Making disciples, not clones
As Christians we are commissioned to "go make disciples." Certainly replicating oneself is part of that process. Or is it?
The word replicate reminds me of the food replicators in the world of Star Trek. Replicators, using some mystery science, take microscopic particles and turn them into facsimiles of real food. They have the same smell, taste and look of the real thing, but they lack substance. The resulting product is ready-to-eat at a touch of a button. No fuss, no muss, no effort needed on the part of the user. If only replicating oneself was that easy!
Sometimes discipleship models look more like cloning; taking a piece of the original and growing it in isolation, under very controlled conditions. The end result is a carbon-copy of the original, down to the micro level.

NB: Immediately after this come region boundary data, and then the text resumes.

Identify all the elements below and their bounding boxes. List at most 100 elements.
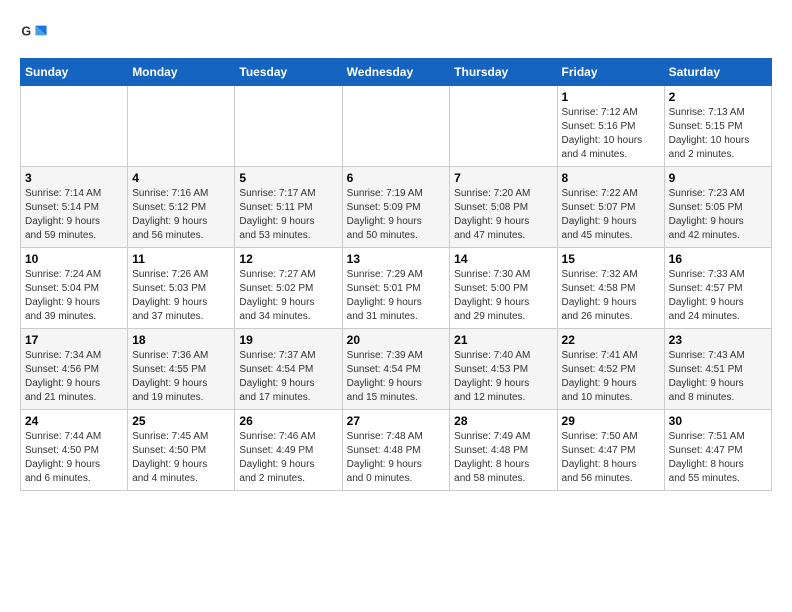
calendar-cell: [342, 86, 450, 167]
day-number: 14: [454, 252, 552, 266]
day-info: Sunrise: 7:34 AM Sunset: 4:56 PM Dayligh…: [25, 349, 123, 405]
day-info: Sunrise: 7:22 AM Sunset: 5:07 PM Dayligh…: [562, 187, 660, 243]
day-number: 18: [132, 333, 230, 347]
calendar-cell: 16 Sunrise: 7:33 AM Sunset: 4:57 PM Dayli…: [664, 248, 771, 329]
day-info: Sunrise: 7:12 AM Sunset: 5:16 PM Dayligh…: [562, 106, 660, 162]
weekday-header-tuesday: Tuesday: [235, 59, 342, 86]
calendar-cell: 26 Sunrise: 7:46 AM Sunset: 4:49 PM Dayli…: [235, 410, 342, 491]
day-info: Sunrise: 7:32 AM Sunset: 4:58 PM Dayligh…: [562, 268, 660, 324]
day-info: Sunrise: 7:51 AM Sunset: 4:47 PM Dayligh…: [669, 430, 767, 486]
calendar-cell: 10 Sunrise: 7:24 AM Sunset: 5:04 PM Dayli…: [21, 248, 128, 329]
calendar-cell: 20 Sunrise: 7:39 AM Sunset: 4:54 PM Dayli…: [342, 329, 450, 410]
day-number: 6: [347, 171, 446, 185]
calendar-cell: 19Sunrise: 7:37 AM Sunset: 4:54 PM Dayli…: [235, 329, 342, 410]
logo-icon: G: [20, 20, 48, 48]
calendar-week-5: 24Sunrise: 7:44 AM Sunset: 4:50 PM Dayli…: [21, 410, 772, 491]
day-number: 27: [347, 414, 446, 428]
calendar-cell: 30 Sunrise: 7:51 AM Sunset: 4:47 PM Dayli…: [664, 410, 771, 491]
weekday-header-sunday: Sunday: [21, 59, 128, 86]
day-info: Sunrise: 7:17 AM Sunset: 5:11 PM Dayligh…: [239, 187, 337, 243]
day-number: 23: [669, 333, 767, 347]
calendar-week-3: 10 Sunrise: 7:24 AM Sunset: 5:04 PM Dayli…: [21, 248, 772, 329]
calendar-cell: 5 Sunrise: 7:17 AM Sunset: 5:11 PM Daylig…: [235, 167, 342, 248]
day-number: 13: [347, 252, 446, 266]
calendar-header-row: SundayMondayTuesdayWednesdayThursdayFrid…: [21, 59, 772, 86]
calendar-week-2: 3 Sunrise: 7:14 AM Sunset: 5:14 PM Daylig…: [21, 167, 772, 248]
day-number: 4: [132, 171, 230, 185]
calendar-cell: 12Sunrise: 7:27 AM Sunset: 5:02 PM Dayli…: [235, 248, 342, 329]
day-info: Sunrise: 7:16 AM Sunset: 5:12 PM Dayligh…: [132, 187, 230, 243]
day-info: Sunrise: 7:46 AM Sunset: 4:49 PM Dayligh…: [239, 430, 337, 486]
calendar-cell: 22 Sunrise: 7:41 AM Sunset: 4:52 PM Dayli…: [557, 329, 664, 410]
day-number: 11: [132, 252, 230, 266]
day-number: 26: [239, 414, 337, 428]
day-number: 25: [132, 414, 230, 428]
day-number: 19: [239, 333, 337, 347]
calendar-cell: [450, 86, 557, 167]
calendar-cell: 28Sunrise: 7:49 AM Sunset: 4:48 PM Dayli…: [450, 410, 557, 491]
day-number: 29: [562, 414, 660, 428]
calendar-week-1: 1 Sunrise: 7:12 AM Sunset: 5:16 PM Daylig…: [21, 86, 772, 167]
calendar-cell: 25 Sunrise: 7:45 AM Sunset: 4:50 PM Dayli…: [128, 410, 235, 491]
day-info: Sunrise: 7:13 AM Sunset: 5:15 PM Dayligh…: [669, 106, 767, 162]
calendar-cell: [128, 86, 235, 167]
svg-text:G: G: [21, 24, 31, 38]
calendar-cell: 9 Sunrise: 7:23 AM Sunset: 5:05 PM Daylig…: [664, 167, 771, 248]
calendar-cell: 17 Sunrise: 7:34 AM Sunset: 4:56 PM Dayli…: [21, 329, 128, 410]
calendar-table: SundayMondayTuesdayWednesdayThursdayFrid…: [20, 58, 772, 491]
weekday-header-wednesday: Wednesday: [342, 59, 450, 86]
day-number: 10: [25, 252, 123, 266]
day-info: Sunrise: 7:45 AM Sunset: 4:50 PM Dayligh…: [132, 430, 230, 486]
weekday-header-friday: Friday: [557, 59, 664, 86]
calendar-cell: 14Sunrise: 7:30 AM Sunset: 5:00 PM Dayli…: [450, 248, 557, 329]
calendar-cell: 21 Sunrise: 7:40 AM Sunset: 4:53 PM Dayli…: [450, 329, 557, 410]
day-number: 2: [669, 90, 767, 104]
day-number: 21: [454, 333, 552, 347]
calendar-cell: 4 Sunrise: 7:16 AM Sunset: 5:12 PM Daylig…: [128, 167, 235, 248]
calendar-cell: 27 Sunrise: 7:48 AM Sunset: 4:48 PM Dayli…: [342, 410, 450, 491]
day-info: Sunrise: 7:48 AM Sunset: 4:48 PM Dayligh…: [347, 430, 446, 486]
calendar-cell: 24Sunrise: 7:44 AM Sunset: 4:50 PM Dayli…: [21, 410, 128, 491]
day-info: Sunrise: 7:14 AM Sunset: 5:14 PM Dayligh…: [25, 187, 123, 243]
day-number: 16: [669, 252, 767, 266]
weekday-header-monday: Monday: [128, 59, 235, 86]
day-number: 12: [239, 252, 337, 266]
day-info: Sunrise: 7:23 AM Sunset: 5:05 PM Dayligh…: [669, 187, 767, 243]
day-info: Sunrise: 7:40 AM Sunset: 4:53 PM Dayligh…: [454, 349, 552, 405]
day-number: 5: [239, 171, 337, 185]
calendar-cell: 15Sunrise: 7:32 AM Sunset: 4:58 PM Dayli…: [557, 248, 664, 329]
day-number: 1: [562, 90, 660, 104]
calendar-cell: 6 Sunrise: 7:19 AM Sunset: 5:09 PM Daylig…: [342, 167, 450, 248]
calendar-cell: 2 Sunrise: 7:13 AM Sunset: 5:15 PM Daylig…: [664, 86, 771, 167]
calendar-week-4: 17 Sunrise: 7:34 AM Sunset: 4:56 PM Dayli…: [21, 329, 772, 410]
logo: G: [20, 20, 52, 48]
day-number: 3: [25, 171, 123, 185]
day-number: 20: [347, 333, 446, 347]
day-info: Sunrise: 7:49 AM Sunset: 4:48 PM Dayligh…: [454, 430, 552, 486]
day-info: Sunrise: 7:24 AM Sunset: 5:04 PM Dayligh…: [25, 268, 123, 324]
day-number: 30: [669, 414, 767, 428]
day-number: 24: [25, 414, 123, 428]
calendar-cell: [235, 86, 342, 167]
day-number: 7: [454, 171, 552, 185]
calendar-cell: 23 Sunrise: 7:43 AM Sunset: 4:51 PM Dayli…: [664, 329, 771, 410]
day-info: Sunrise: 7:33 AM Sunset: 4:57 PM Dayligh…: [669, 268, 767, 324]
day-info: Sunrise: 7:26 AM Sunset: 5:03 PM Dayligh…: [132, 268, 230, 324]
day-info: Sunrise: 7:20 AM Sunset: 5:08 PM Dayligh…: [454, 187, 552, 243]
calendar-cell: 8Sunrise: 7:22 AM Sunset: 5:07 PM Daylig…: [557, 167, 664, 248]
calendar-cell: 11 Sunrise: 7:26 AM Sunset: 5:03 PM Dayli…: [128, 248, 235, 329]
calendar-cell: [21, 86, 128, 167]
calendar-cell: 1 Sunrise: 7:12 AM Sunset: 5:16 PM Daylig…: [557, 86, 664, 167]
calendar-cell: 29Sunrise: 7:50 AM Sunset: 4:47 PM Dayli…: [557, 410, 664, 491]
calendar-body: 1 Sunrise: 7:12 AM Sunset: 5:16 PM Daylig…: [21, 86, 772, 491]
calendar-cell: 13Sunrise: 7:29 AM Sunset: 5:01 PM Dayli…: [342, 248, 450, 329]
day-number: 9: [669, 171, 767, 185]
day-info: Sunrise: 7:43 AM Sunset: 4:51 PM Dayligh…: [669, 349, 767, 405]
day-number: 17: [25, 333, 123, 347]
calendar-cell: 7 Sunrise: 7:20 AM Sunset: 5:08 PM Daylig…: [450, 167, 557, 248]
day-info: Sunrise: 7:41 AM Sunset: 4:52 PM Dayligh…: [562, 349, 660, 405]
day-number: 22: [562, 333, 660, 347]
day-info: Sunrise: 7:19 AM Sunset: 5:09 PM Dayligh…: [347, 187, 446, 243]
day-info: Sunrise: 7:39 AM Sunset: 4:54 PM Dayligh…: [347, 349, 446, 405]
weekday-header-saturday: Saturday: [664, 59, 771, 86]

These programs can churn-out reliable copies of the original standard, but the participants' uniqueness and personality are lost in the process.

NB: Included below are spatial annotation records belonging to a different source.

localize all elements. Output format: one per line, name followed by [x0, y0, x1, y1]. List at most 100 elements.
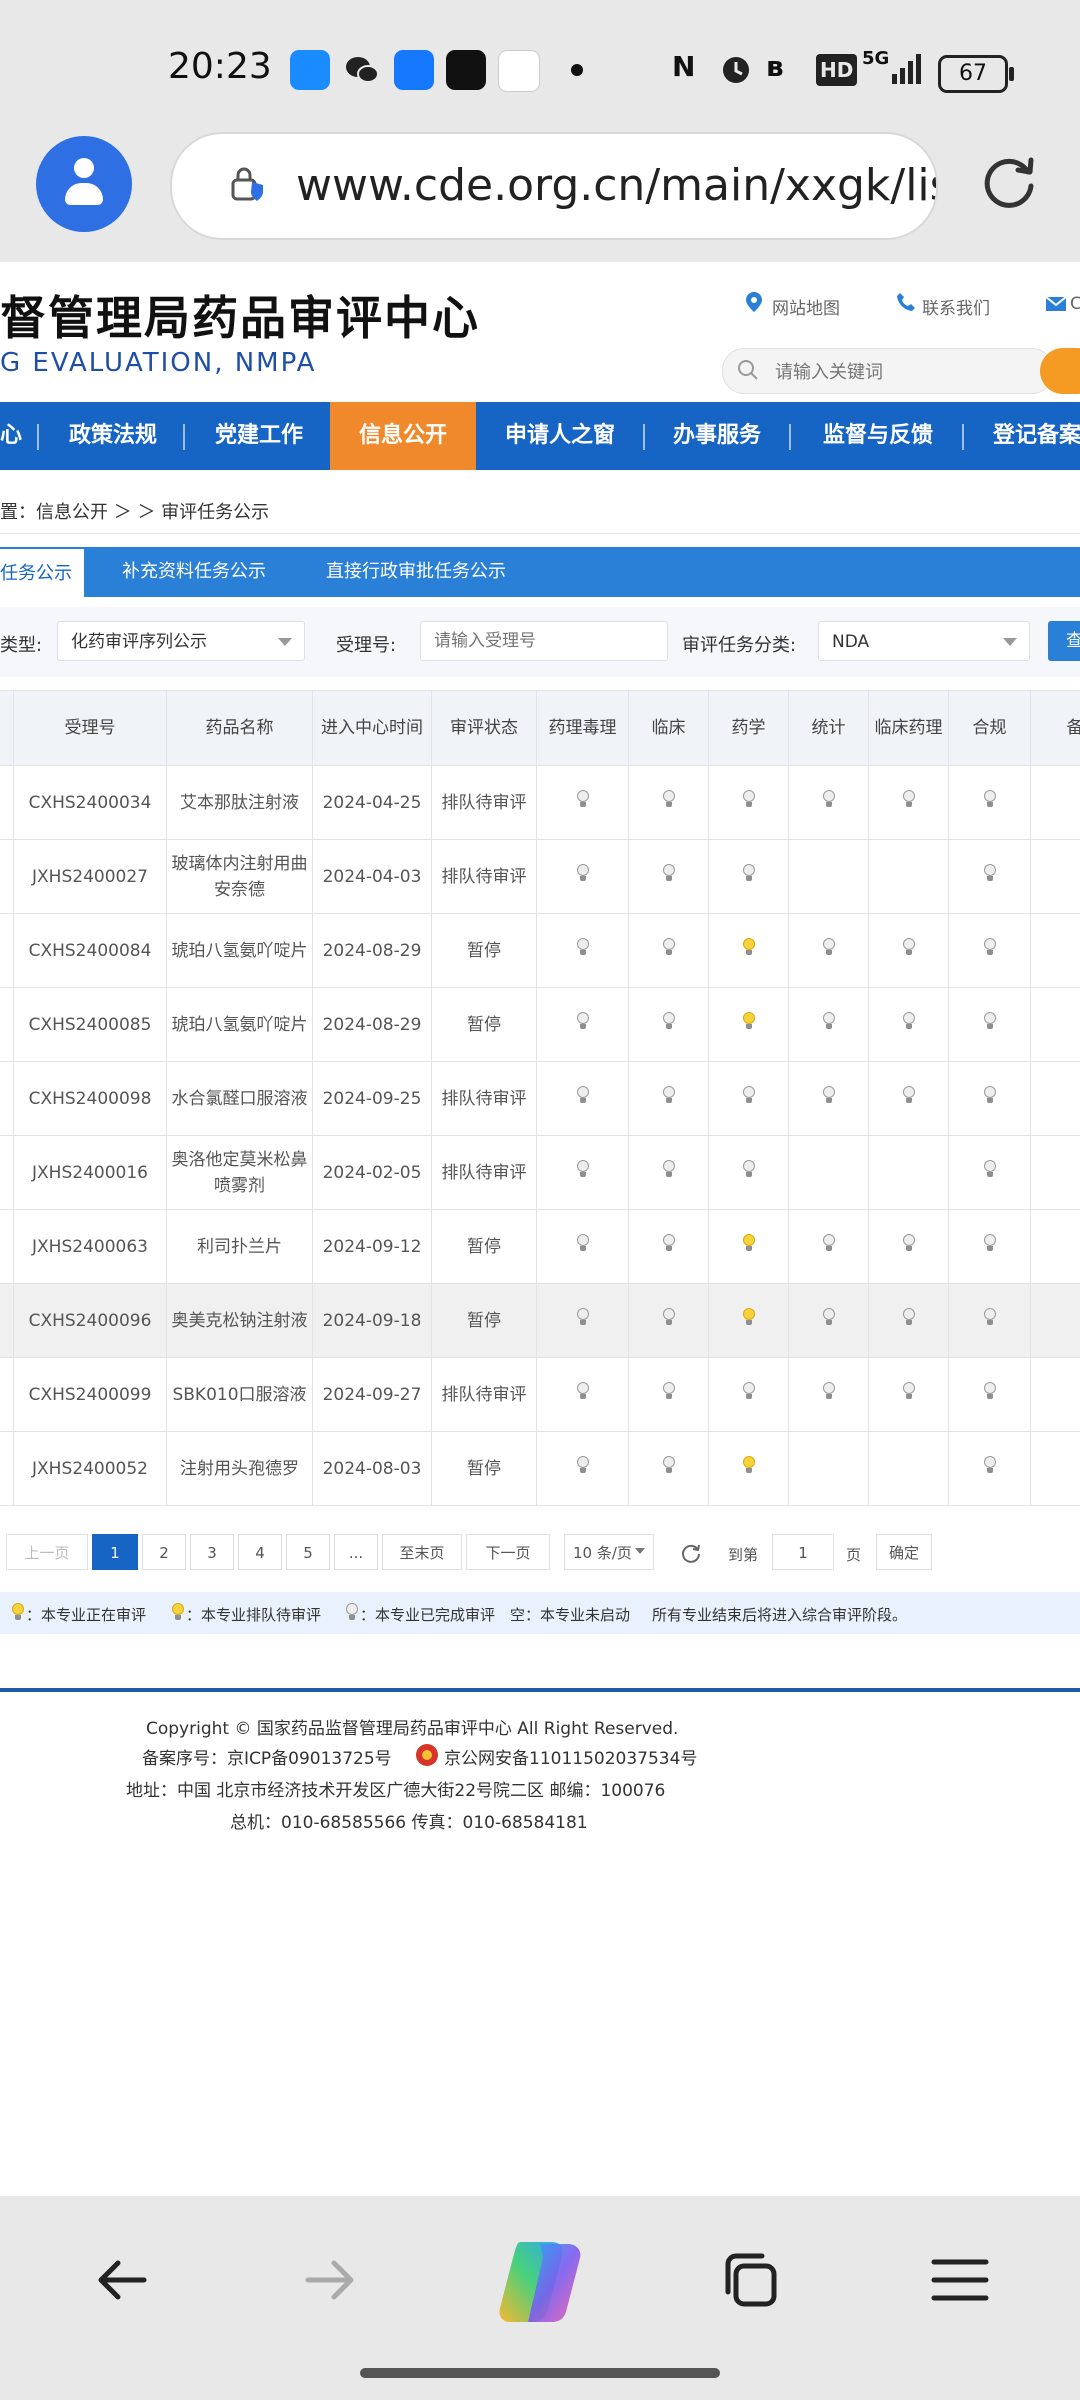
- review-status-cell: 暂停: [431, 1283, 537, 1358]
- table-row[interactable]: JXHS2400052 注射用头孢德罗 2024-08-03 暂停: [0, 1431, 1080, 1506]
- lightbulb-grey-icon: [576, 863, 589, 882]
- lightbulb-yellow-icon: [742, 1011, 755, 1030]
- lightbulb-grey-icon: [576, 1159, 589, 1178]
- column-header-drug-name: 药品名称: [166, 690, 313, 766]
- page-ellipsis[interactable]: ...: [334, 1534, 378, 1570]
- back-arrow-icon[interactable]: [90, 2248, 154, 2312]
- menu-icon[interactable]: [928, 2248, 992, 2312]
- entry-date-cell: 2024-02-05: [312, 1135, 432, 1210]
- nav-separator: [643, 424, 645, 450]
- type-select[interactable]: 化药审评序列公示: [57, 621, 305, 661]
- table-header-row: 受理号 药品名称 进入中心时间 审评状态 药理毒理 临床 药学 统计 临床药理 合规备: [0, 690, 1080, 766]
- lightbulb-queued-icon: [172, 1603, 184, 1621]
- goto-page-input[interactable]: 1: [772, 1534, 834, 1570]
- lightbulb-yellow-icon: [742, 1307, 755, 1326]
- table-row[interactable]: CXHS2400098 水合氯醛口服溶液 2024-09-25 排队待审评: [0, 1061, 1080, 1136]
- nav-item-services[interactable]: 办事服务: [652, 402, 782, 470]
- page-2-button[interactable]: 2: [142, 1534, 186, 1570]
- hd-badge: HD: [816, 54, 858, 86]
- lightbulb-grey-icon: [662, 1455, 675, 1474]
- page-size-select[interactable]: 10 条/页: [564, 1534, 654, 1570]
- home-indicator[interactable]: [360, 2368, 720, 2378]
- contact-link[interactable]: 联系我们: [922, 294, 990, 319]
- lightbulb-grey-icon: [983, 1011, 996, 1030]
- lightbulb-grey-icon: [662, 863, 675, 882]
- phone-icon[interactable]: [896, 292, 916, 316]
- forward-arrow-icon[interactable]: [298, 2248, 362, 2312]
- lightbulb-yellow-icon: [742, 1455, 755, 1474]
- page-3-button[interactable]: 3: [190, 1534, 234, 1570]
- page-5-button[interactable]: 5: [286, 1534, 330, 1570]
- nav-item-home[interactable]: 心: [0, 402, 22, 470]
- table-row[interactable]: CXHS2400034 艾本那肽注射液 2024-04-25 排队待审评: [0, 765, 1080, 840]
- copilot-icon[interactable]: [490, 2232, 590, 2332]
- footer-icp[interactable]: 备案序号：京ICP备09013725号: [142, 1744, 392, 1769]
- tabs-icon[interactable]: [718, 2248, 782, 2312]
- table-row[interactable]: CXHS2400085 琥珀八氢氨吖啶片 2024-08-29 暂停: [0, 987, 1080, 1062]
- table-row[interactable]: CXHS2400099 SBK010口服溶液 2024-09-27 排队待审评: [0, 1357, 1080, 1432]
- lightbulb-grey-icon: [902, 1307, 915, 1326]
- mail-link[interactable]: C: [1070, 294, 1080, 314]
- category-select[interactable]: NDA: [818, 621, 1030, 661]
- page-1-button[interactable]: 1: [92, 1534, 138, 1570]
- profile-avatar[interactable]: [36, 136, 132, 232]
- nav-item-applicant[interactable]: 申请人之窗: [482, 402, 638, 470]
- task-tabs: 任务公示 补充资料任务公示 直接行政审批任务公示: [0, 547, 1080, 599]
- page-4-button[interactable]: 4: [238, 1534, 282, 1570]
- remarks-cell: [1030, 1283, 1080, 1358]
- type-select-value: 化药审评序列公示: [71, 632, 207, 652]
- search-input[interactable]: [773, 357, 1037, 387]
- filter-bar: 类型: 化药审评序列公示 受理号: 审评任务分类: NDA 查: [0, 607, 1080, 677]
- column-header-select: [0, 690, 14, 766]
- table-row[interactable]: JXHS2400027 玻璃体内注射用曲安奈德 2024-04-03 排队待审评: [0, 839, 1080, 914]
- search-button[interactable]: [1040, 348, 1080, 394]
- table-row[interactable]: JXHS2400063 利司扑兰片 2024-09-12 暂停: [0, 1209, 1080, 1284]
- status-time: 20:23: [168, 46, 272, 87]
- review-status-cell: 排队待审评: [431, 765, 537, 840]
- accept-no-cell: CXHS2400096: [13, 1283, 167, 1358]
- goto-confirm-button[interactable]: 确定: [876, 1534, 932, 1570]
- lightbulb-grey-icon: [662, 1381, 675, 1400]
- table-row[interactable]: CXHS2400096 奥美克松钠注射液 2024-09-18 暂停: [0, 1283, 1080, 1358]
- mail-icon[interactable]: [1045, 296, 1067, 315]
- url-text[interactable]: www.cde.org.cn/main/xxgk/listpage: [296, 160, 936, 211]
- address-bar[interactable]: www.cde.org.cn/main/xxgk/listpage: [170, 132, 938, 240]
- lightbulb-grey-icon: [576, 1011, 589, 1030]
- remarks-cell: [1030, 913, 1080, 988]
- nav-item-feedback[interactable]: 监督与反馈: [800, 402, 956, 470]
- site-security-icon[interactable]: [230, 166, 266, 202]
- discipline-status-cell: [628, 839, 709, 914]
- remarks-cell: [1030, 1431, 1080, 1506]
- nav-item-policy[interactable]: 政策法规: [48, 402, 178, 470]
- footer-police-record[interactable]: 京公网安备11011502037534号: [444, 1744, 697, 1769]
- discipline-status-cell: [536, 987, 629, 1062]
- last-page-button[interactable]: 至末页: [382, 1534, 462, 1570]
- reload-icon[interactable]: [978, 152, 1040, 214]
- refresh-icon[interactable]: [678, 1540, 702, 1564]
- map-pin-icon[interactable]: [746, 292, 762, 316]
- alarm-icon: [718, 50, 754, 90]
- column-header-remarks: 备: [1030, 690, 1080, 766]
- lightbulb-grey-icon: [983, 1233, 996, 1252]
- tiktok-icon: [446, 50, 486, 90]
- column-header-review-status: 审评状态: [431, 690, 537, 766]
- row-select-cell: [0, 913, 14, 988]
- query-button[interactable]: 查: [1048, 621, 1080, 661]
- tab-supplement-tasks[interactable]: 补充资料任务公示: [122, 547, 266, 597]
- tab-direct-approval-tasks[interactable]: 直接行政审批任务公示: [326, 547, 506, 597]
- nav-item-info-disclosure[interactable]: 信息公开: [330, 402, 476, 470]
- tab-review-tasks[interactable]: 任务公示: [0, 547, 84, 599]
- sitemap-link[interactable]: 网站地图: [772, 294, 840, 319]
- next-page-button[interactable]: 下一页: [466, 1534, 550, 1570]
- drug-name-cell: SBK010口服溶液: [166, 1357, 313, 1432]
- lightbulb-grey-icon: [983, 937, 996, 956]
- nav-item-registration[interactable]: 登记备案: [972, 402, 1080, 470]
- table-row[interactable]: JXHS2400016 奥洛他定莫米松鼻喷雾剂 2024-02-05 排队待审评: [0, 1135, 1080, 1210]
- drug-name-cell: 艾本那肽注射液: [166, 765, 313, 840]
- prev-page-button[interactable]: 上一页: [6, 1534, 88, 1570]
- search-box[interactable]: [722, 348, 1054, 394]
- table-row[interactable]: CXHS2400084 琥珀八氢氨吖啶片 2024-08-29 暂停: [0, 913, 1080, 988]
- nav-item-party[interactable]: 党建工作: [194, 402, 324, 470]
- lightbulb-grey-icon: [983, 1085, 996, 1104]
- accept-no-input[interactable]: [420, 621, 668, 661]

Discipleship is good, and is needed to grow God's kingdom, but there's the matter of how. The way we disciple will affect the kind of disciples we release back into the world. When you've poured yourself into a young person, listening to their fears and anxieties, giving counsel and cheering them on, they should be empowered to face the future. They should have a firm foundation and be people of integrity and substance. They should know who they are and not feel pressured to conform to someone else's ideal. God created them on purpose and to deny their individuality is to deprive the world of a gift.
Having a solid discipleship curriculum is a good thing, but programs in and of themselves don't disciples make. Like making a meal, there are hours and hours of work and intention invested into the food before it reaches the table. Using a workbook or video series to disciple someone is like using a replicator to make a meal. The substance isn't there because the personal effort hasn't gone into it. Discipleship books are tools to help someone walk alongside a mentee, nothing more.
I wish I could lead a 6 week class and release disciples into the world like little clones. True discipleship takes time and isn't a quick fix. People need to walk-out their faith alongside someone else. We need a listening ear and shoulder to cry on. We need to be seen and affirmed for the flawed person we are. And as much as we need it for ourselves, we as Christians need to be that person for someone else. The call to disciple isn't restricted to those who are in full-time ministry, or even for those who have "made it." The call is for everyone who calls Jesus Lord. And if we answer that call, we will make beautifully flawed disciples, not clones.